Chris Davies

Personal information
- Full name: Christopher Davies
- Born: 24 December 1991 (age 33) Abercynon, Wales

Playing information
- Height: 6 ft 2 in (188 cm)
- Weight: 18 st 8 lb (118 kg)
- Position: Prop
Club
| Years | Team | Pld | T | G | FG | P |
| 2011 | South Wales Scorpions | 15 | 1 | 0 | 0 | 4 |
| 2016–17 | South Wales Scorpions | 12 | 1 | 0 | 0 | 4 |
| 2020 | West Wales Raiders | 1 | 0 | 0 | 0 | 0 |
| 2023 | Brentwood Eels | 1 | 0 | 0 | 0 | 0 |
|  | Total | 29 | 2 | 0 | 0 | 8 |
Representative
| Years | Team | Pld | T | G | FG | P |
| 2010 | Wales | 1 | 0 | 0 | 0 | 0 |
- Source:

= Chris Davies (rugby league) =

Wales international rugby league footballer

Chris Davies (born 24 December 1991) is a Welsh professional rugby league footballer who has played in the 2010s.

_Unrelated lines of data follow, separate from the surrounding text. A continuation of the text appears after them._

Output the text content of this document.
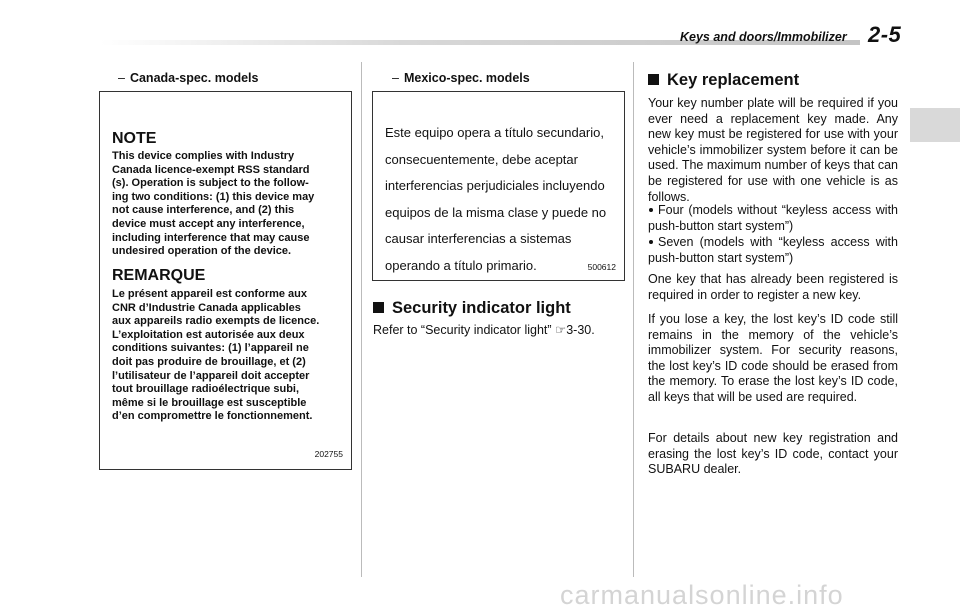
Keys and doors/Immobilizer 2-5
– Canada-spec. models
NOTE
This device complies with Industry
Canada licence-exempt RSS standard
(s). Operation is subject to the follow-
ing two conditions: (1) this device may
not cause interference, and (2) this
device must accept any interference,
including interference that may cause
undesired operation of the device.
REMARQUE
Le présent appareil est conforme aux
CNR d’Industrie Canada applicables
aux appareils radio exempts de licence.
L’exploitation est autorisée aux deux
conditions suivantes: (1) l’appareil ne
doit pas produire de brouillage, et (2)
l’utilisateur de l’appareil doit accepter
tout brouillage radioélectrique subi,
même si le brouillage est susceptible
d’en compromettre le fonctionnement.
202755
– Mexico-spec. models
Este equipo opera a título secundario,
consecuentemente, debe aceptar
interferencias perjudiciales incluyendo
equipos de la misma clase y puede no
causar interferencias a sistemas
operando a título primario.	500612
Security indicator light
Refer to “Security indicator light” ☞3-30.
Key replacement
Your key number plate will be required if you ever need a replacement key made. Any new key must be registered for use with your vehicle’s immobilizer system before it can be used. The maximum number of keys that can be registered for use with one vehicle is as follows.
Four (models without “keyless access with push-button start system”)
Seven (models with “keyless access with push-button start system”)
One key that has already been registered is required in order to register a new key.
If you lose a key, the lost key’s ID code still remains in the memory of the vehicle’s immobilizer system. For security reasons, the lost key’s ID code should be erased from the memory. To erase the lost key’s ID code, all keys that will be used are required.
For details about new key registration and erasing the lost key’s ID code, contact your SUBARU dealer.
carmanualsonline.info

He played at representative level for Wales, and at club level for South Wales Scorpions, as a .

==Background==
Chris Davies was born in Abercynon, Wales.

==Playing career==
Davies played in the youth team for the Celtic Crusaders when they won the National Youth League in 2009 and also played for the Crusaders reserve team before joining the South Wales Scorpions for the 2011 season. Davies did not play in the 2012 season due to injury.

In 2015, Davies played rugby union for Merthyr RFC during which time the club reached the final of the Mid District Cup.

Davies re-joined South Wales Scorpions for the 2016 season.

In December 2019, Davies joined West Wales Raiders for the 2020 season. In February 2020, Davies played in their 2020 Challenge Cup loss to Underbank Rangers. Davies was dismissed during the match and banned for six matches.

===International honours===
Davies won a cap for Wales while at Crusaders in October 2010. Davies also represented Wales at under-18 level, scoring once in their 34–20 win against England Community Lions U18 in June 2009, and twice in their 26–all draw against the same opponents in November 2010.